Sensory and sympathetic nerve contributions to the cutaneous vasodilator response from a noxious heat stimulus.

We investigated the roles of sensory and noradrenergic sympathetic nerves on the cutaneous vasodilator response to a localized noxious heating stimulus. In two separate studies, four forearm skin sites were instrumented with microdialysis fibres, local heaters and laser‐Doppler probes. Skin sites were locally heated from 33 to 42°C or rapidly to 44°C (noxious). In the first study, we tested sensory nerve involvement using EMLA cream. Treatments were as follows: (1) control 42°C; (2) EMLA 42°C; (3) control 44°C; and (4) EMLA 44°C. At the EMLA‐treated sites, the axon reflex was reduced compared with the control sites during heating to 42°C (P < 0.05).
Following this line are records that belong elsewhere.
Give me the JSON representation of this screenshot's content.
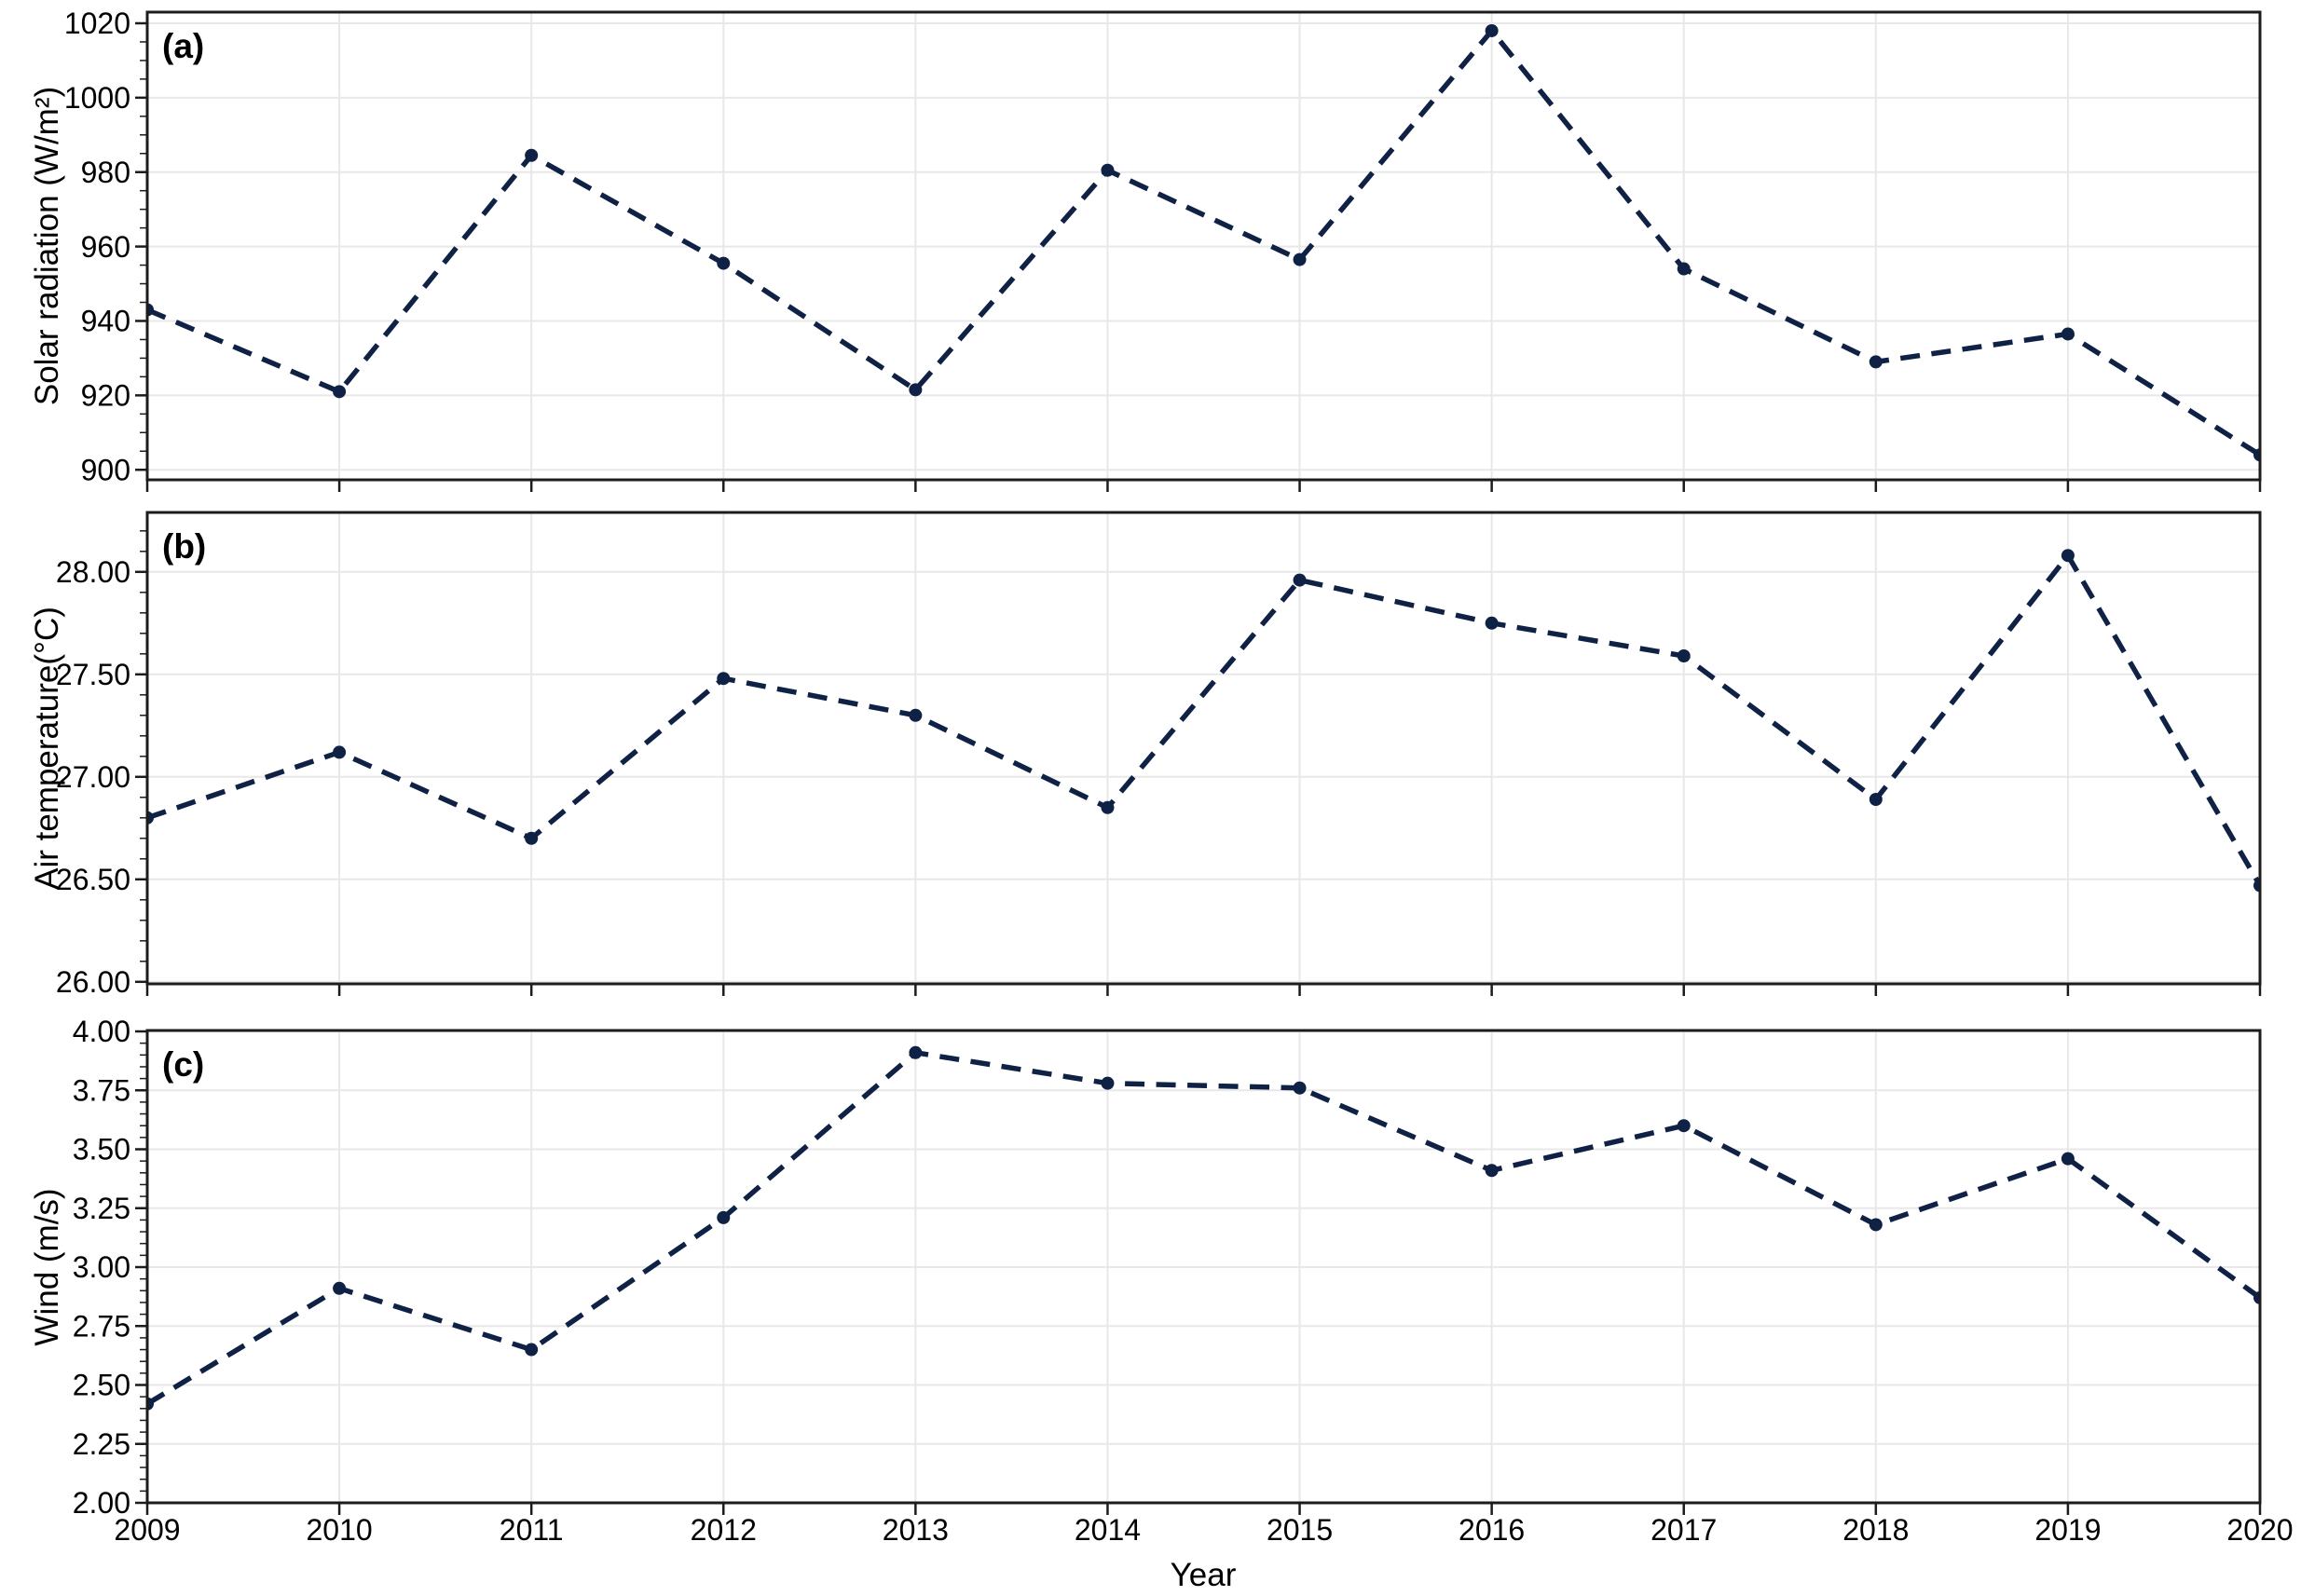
{
  "figure": {
    "xlabel": "Year",
    "x_tick_labels": [
      "2009",
      "2010",
      "2011",
      "2012",
      "2013",
      "2014",
      "2015",
      "2016",
      "2017",
      "2018",
      "2019",
      "2020"
    ],
    "line_color": "#0f2145",
    "grid_color": "#e8e8e8",
    "axis_color": "#1c1c1c",
    "background": "#ffffff"
  },
  "chart_data": [
    {
      "type": "line",
      "panel": "(a)",
      "ylabel": "Solar radiation (W/m²)",
      "xlabel": "Year",
      "x": [
        2009,
        2010,
        2011,
        2012,
        2013,
        2014,
        2015,
        2016,
        2017,
        2018,
        2019,
        2020
      ],
      "values": [
        943,
        921,
        984.5,
        955.5,
        921.5,
        980.5,
        956.5,
        1018,
        954,
        929,
        936.5,
        904
      ],
      "ylim": [
        897.3,
        1023.0
      ],
      "yticks": [
        900,
        920,
        940,
        960,
        980,
        1000,
        1020
      ],
      "ytick_labels": [
        "900",
        "920",
        "940",
        "960",
        "980",
        "1000",
        "1020"
      ],
      "minor_tick_step": 5,
      "line_style": "dashed",
      "marker": "circle",
      "grid": "on",
      "legend": "none"
    },
    {
      "type": "line",
      "panel": "(b)",
      "ylabel": "Air temperature(°C)",
      "xlabel": "Year",
      "x": [
        2009,
        2010,
        2011,
        2012,
        2013,
        2014,
        2015,
        2016,
        2017,
        2018,
        2019,
        2020
      ],
      "values": [
        26.8,
        27.12,
        26.7,
        27.48,
        27.3,
        26.85,
        27.96,
        27.75,
        27.59,
        26.89,
        28.08,
        26.47
      ],
      "ylim": [
        25.99,
        28.29
      ],
      "yticks": [
        26.0,
        26.5,
        27.0,
        27.5,
        28.0
      ],
      "ytick_labels": [
        "26.00",
        "26.50",
        "27.00",
        "27.50",
        "28.00"
      ],
      "minor_tick_step": 0.1,
      "line_style": "dashed",
      "marker": "circle",
      "grid": "on",
      "legend": "none"
    },
    {
      "type": "line",
      "panel": "(c)",
      "ylabel": "Wind (m/s)",
      "xlabel": "Year",
      "x": [
        2009,
        2010,
        2011,
        2012,
        2013,
        2014,
        2015,
        2016,
        2017,
        2018,
        2019,
        2020
      ],
      "values": [
        2.42,
        2.91,
        2.65,
        3.21,
        3.91,
        3.78,
        3.76,
        3.41,
        3.6,
        3.18,
        3.46,
        2.87
      ],
      "ylim": [
        2.0,
        4.004
      ],
      "yticks": [
        2.0,
        2.25,
        2.5,
        2.75,
        3.0,
        3.25,
        3.5,
        3.75,
        4.0
      ],
      "ytick_labels": [
        "2.00",
        "2.25",
        "2.50",
        "2.75",
        "3.00",
        "3.25",
        "3.50",
        "3.75",
        "4.00"
      ],
      "minor_tick_step": 0.05,
      "line_style": "dashed",
      "marker": "circle",
      "grid": "on",
      "legend": "none"
    }
  ]
}
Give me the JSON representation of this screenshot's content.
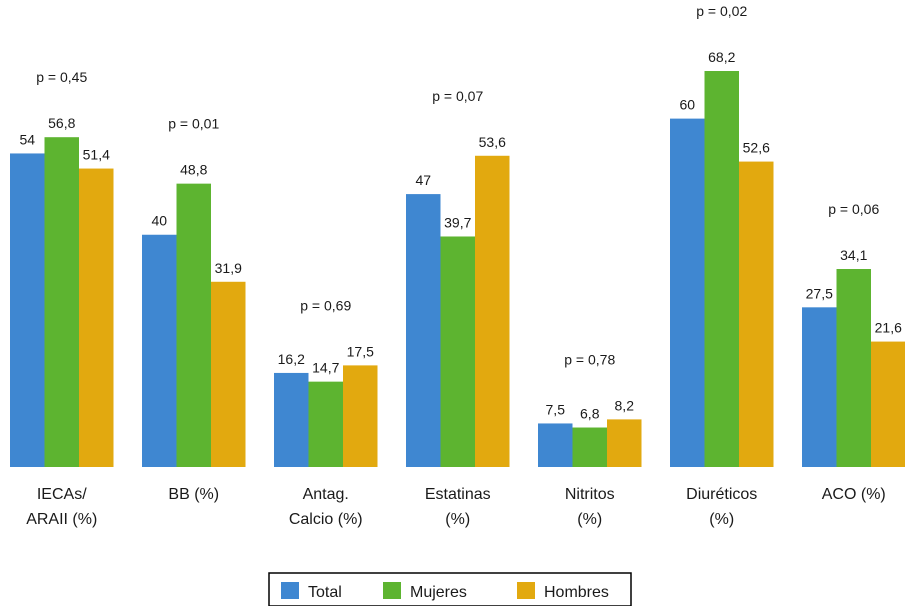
{
  "chart_data": {
    "type": "bar",
    "categories": [
      [
        "IECAs/",
        "ARAII (%)"
      ],
      [
        "BB (%)"
      ],
      [
        "Antag.",
        "Calcio (%)"
      ],
      [
        "Estatinas",
        "(%)"
      ],
      [
        "Nitritos",
        "(%)"
      ],
      [
        "Diuréticos",
        "(%)"
      ],
      [
        "ACO (%)"
      ]
    ],
    "series": [
      {
        "name": "Total",
        "color": "#3f87d1",
        "values": [
          54,
          40,
          16.2,
          47,
          7.5,
          60,
          27.5
        ],
        "labels": [
          "54",
          "40",
          "16,2",
          "47",
          "7,5",
          "60",
          "27,5"
        ]
      },
      {
        "name": "Mujeres",
        "color": "#5db430",
        "values": [
          56.8,
          48.8,
          14.7,
          39.7,
          6.8,
          68.2,
          34.1
        ],
        "labels": [
          "56,8",
          "48,8",
          "14,7",
          "39,7",
          "6,8",
          "68,2",
          "34,1"
        ]
      },
      {
        "name": "Hombres",
        "color": "#e2a90f",
        "values": [
          51.4,
          31.9,
          17.5,
          53.6,
          8.2,
          52.6,
          21.6
        ],
        "labels": [
          "51,4",
          "31,9",
          "17,5",
          "53,6",
          "8,2",
          "52,6",
          "21,6"
        ]
      }
    ],
    "p_values": [
      "p = 0,45",
      "p = 0,01",
      "p = 0,69",
      "p = 0,07",
      "p = 0,78",
      "p = 0,02",
      "p = 0,06"
    ],
    "title": "",
    "xlabel": "",
    "ylabel": "",
    "ylim": [
      0,
      68.2
    ],
    "grid": false,
    "legend_position": "bottom-center"
  }
}
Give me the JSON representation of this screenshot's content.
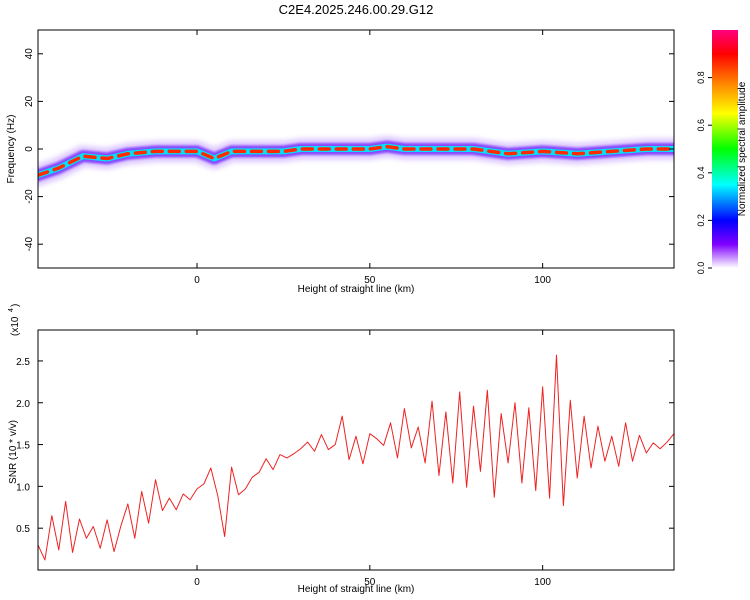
{
  "title": "C2E4.2025.246.00.29.G12",
  "chart_data": [
    {
      "type": "heatmap",
      "title": "C2E4.2025.246.00.29.G12",
      "xlabel": "Height of straight line (km)",
      "ylabel": "Frequency (Hz)",
      "xlim": [
        -46,
        138
      ],
      "ylim": [
        -50,
        50
      ],
      "x_ticks": [
        0,
        50,
        100
      ],
      "x_tick_labels": [
        "0",
        "50",
        "100"
      ],
      "y_ticks": [
        40,
        20,
        0,
        -20,
        -40
      ],
      "y_tick_labels": [
        "40",
        "20",
        "0",
        "-20",
        "-40"
      ],
      "ridge_frequency_hz": [
        [
          -46,
          -11
        ],
        [
          -40,
          -8
        ],
        [
          -33,
          -3
        ],
        [
          -26,
          -4
        ],
        [
          -20,
          -2
        ],
        [
          -12,
          -1
        ],
        [
          0,
          -1
        ],
        [
          5,
          -4
        ],
        [
          10,
          -1
        ],
        [
          25,
          -1
        ],
        [
          30,
          0
        ],
        [
          40,
          0
        ],
        [
          50,
          0
        ],
        [
          55,
          1
        ],
        [
          60,
          0
        ],
        [
          70,
          0
        ],
        [
          80,
          0
        ],
        [
          90,
          -2
        ],
        [
          100,
          -1
        ],
        [
          110,
          -2
        ],
        [
          120,
          -1
        ],
        [
          130,
          0
        ],
        [
          138,
          0
        ]
      ],
      "colorbar": {
        "label": "Normalized spectral amplitude",
        "range": [
          0,
          1
        ],
        "ticks": [
          0.0,
          0.2,
          0.4,
          0.6,
          0.8
        ],
        "tick_labels": [
          "0.0",
          "0.2",
          "0.4",
          "0.6",
          "0.8"
        ],
        "colormap": [
          "#ffffff",
          "#7f00ff",
          "#0000ff",
          "#00ffff",
          "#00ff00",
          "#ffff00",
          "#ff8000",
          "#ff0000",
          "#ff0080"
        ]
      }
    },
    {
      "type": "line",
      "xlabel": "Height of straight line (km)",
      "ylabel": "SNR (10 * v/v)",
      "y_multiplier_label": "(x10",
      "y_multiplier_exp": "4",
      "xlim": [
        -46,
        138
      ],
      "ylim": [
        0,
        28700
      ],
      "x_ticks": [
        0,
        50,
        100
      ],
      "x_tick_labels": [
        "0",
        "50",
        "100"
      ],
      "y_ticks": [
        5000,
        10000,
        15000,
        20000,
        25000
      ],
      "y_tick_labels": [
        "0.5",
        "1.0",
        "1.5",
        "2.0",
        "2.5"
      ],
      "series": [
        {
          "name": "SNR",
          "color": "#ee2222",
          "x": [
            -46,
            -44,
            -42,
            -40,
            -38,
            -36,
            -34,
            -32,
            -30,
            -28,
            -26,
            -24,
            -22,
            -20,
            -18,
            -16,
            -14,
            -12,
            -10,
            -8,
            -6,
            -4,
            -2,
            0,
            2,
            4,
            6,
            8,
            10,
            12,
            14,
            16,
            18,
            20,
            22,
            24,
            26,
            28,
            30,
            32,
            34,
            36,
            38,
            40,
            42,
            44,
            46,
            48,
            50,
            52,
            54,
            56,
            58,
            60,
            62,
            64,
            66,
            68,
            70,
            72,
            74,
            76,
            78,
            80,
            82,
            84,
            86,
            88,
            90,
            92,
            94,
            96,
            98,
            100,
            102,
            104,
            106,
            108,
            110,
            112,
            114,
            116,
            118,
            120,
            122,
            124,
            126,
            128,
            130,
            132,
            134,
            136,
            138
          ],
          "values": [
            3000,
            1200,
            6500,
            2400,
            8200,
            2100,
            6100,
            3800,
            5200,
            2600,
            6000,
            2200,
            5300,
            7900,
            3800,
            9400,
            5600,
            10800,
            7100,
            8600,
            7200,
            9100,
            8400,
            9700,
            10300,
            12200,
            8900,
            4000,
            12300,
            9000,
            9700,
            11100,
            11700,
            13300,
            12000,
            13800,
            13400,
            13900,
            14500,
            15300,
            14200,
            16200,
            14400,
            15000,
            18400,
            13200,
            16000,
            12700,
            16300,
            15700,
            14900,
            17600,
            13400,
            19300,
            14600,
            17100,
            12800,
            20200,
            11300,
            18900,
            10400,
            21300,
            9900,
            19600,
            11800,
            21500,
            8700,
            18700,
            12800,
            20000,
            10400,
            19400,
            9500,
            21900,
            8600,
            25700,
            7700,
            20300,
            11000,
            18400,
            12200,
            17200,
            13000,
            16000,
            12400,
            17600,
            13000,
            16100,
            14000,
            15200,
            14500,
            15300,
            16300
          ]
        }
      ]
    }
  ]
}
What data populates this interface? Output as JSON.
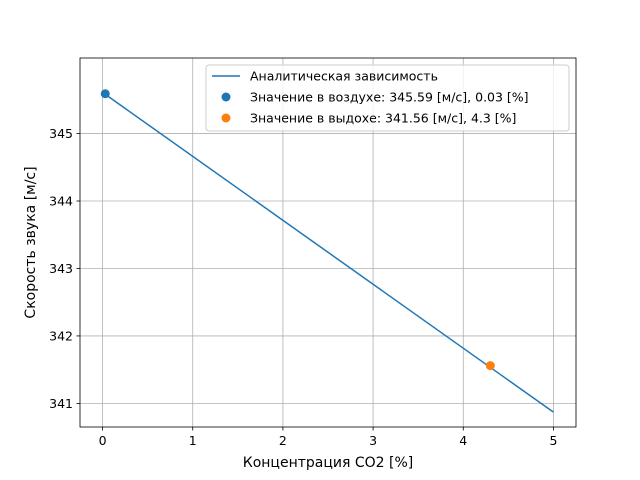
{
  "chart_data": {
    "type": "line",
    "xlabel": "Концентрация CO2 [%]",
    "ylabel": "Скорость звука [м/с]",
    "xlim": [
      -0.25,
      5.25
    ],
    "ylim": [
      340.65,
      346.12
    ],
    "xticks": [
      0,
      1,
      2,
      3,
      4,
      5
    ],
    "yticks": [
      341,
      342,
      343,
      344,
      345
    ],
    "grid": true,
    "legend_position": "top-right",
    "series": [
      {
        "name": "Аналитическая зависимость",
        "kind": "line",
        "color": "#1f77b4",
        "x": [
          0,
          5
        ],
        "y": [
          345.61,
          340.87
        ]
      },
      {
        "name": "Значение в воздухе: 345.59 [м/с], 0.03 [%]",
        "kind": "scatter",
        "color": "#1f77b4",
        "x": [
          0.03
        ],
        "y": [
          345.59
        ]
      },
      {
        "name": "Значение в выдохе: 341.56 [м/с], 4.3 [%]",
        "kind": "scatter",
        "color": "#ff7f0e",
        "x": [
          4.3
        ],
        "y": [
          341.56
        ]
      }
    ]
  }
}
There were no differences during the plateau phase (P > 0.05). At both the sites heated to 44°C, the initial peak and nadir became indistinguishable, and the EMLA‐treated sites were lower compared with the control sites during the plateau phase (P < 0.05). In the second study, we tested the involvement of noradrenergic sympathetic nerves in response to the noxious heating using bretylium tosylate (BT). Treatments were as follows: (1) control 42°C; (2) BT 42°C; (3) control 44°C; and (4) BT 44°C. Treatment with BT at the 42°C sites resulted in a marked reduction in both the axon reflex and the secondary plateau (P < 0.05). At the 44°C sites, there was no apparent initial peak or nadir, but the plateau phase was reduced at the BT‐treated sites (P < 0.05). These data suggest that both sympathetic nerves and sensory nerves are involved during the vasodilator response to a noxious heat stimulus.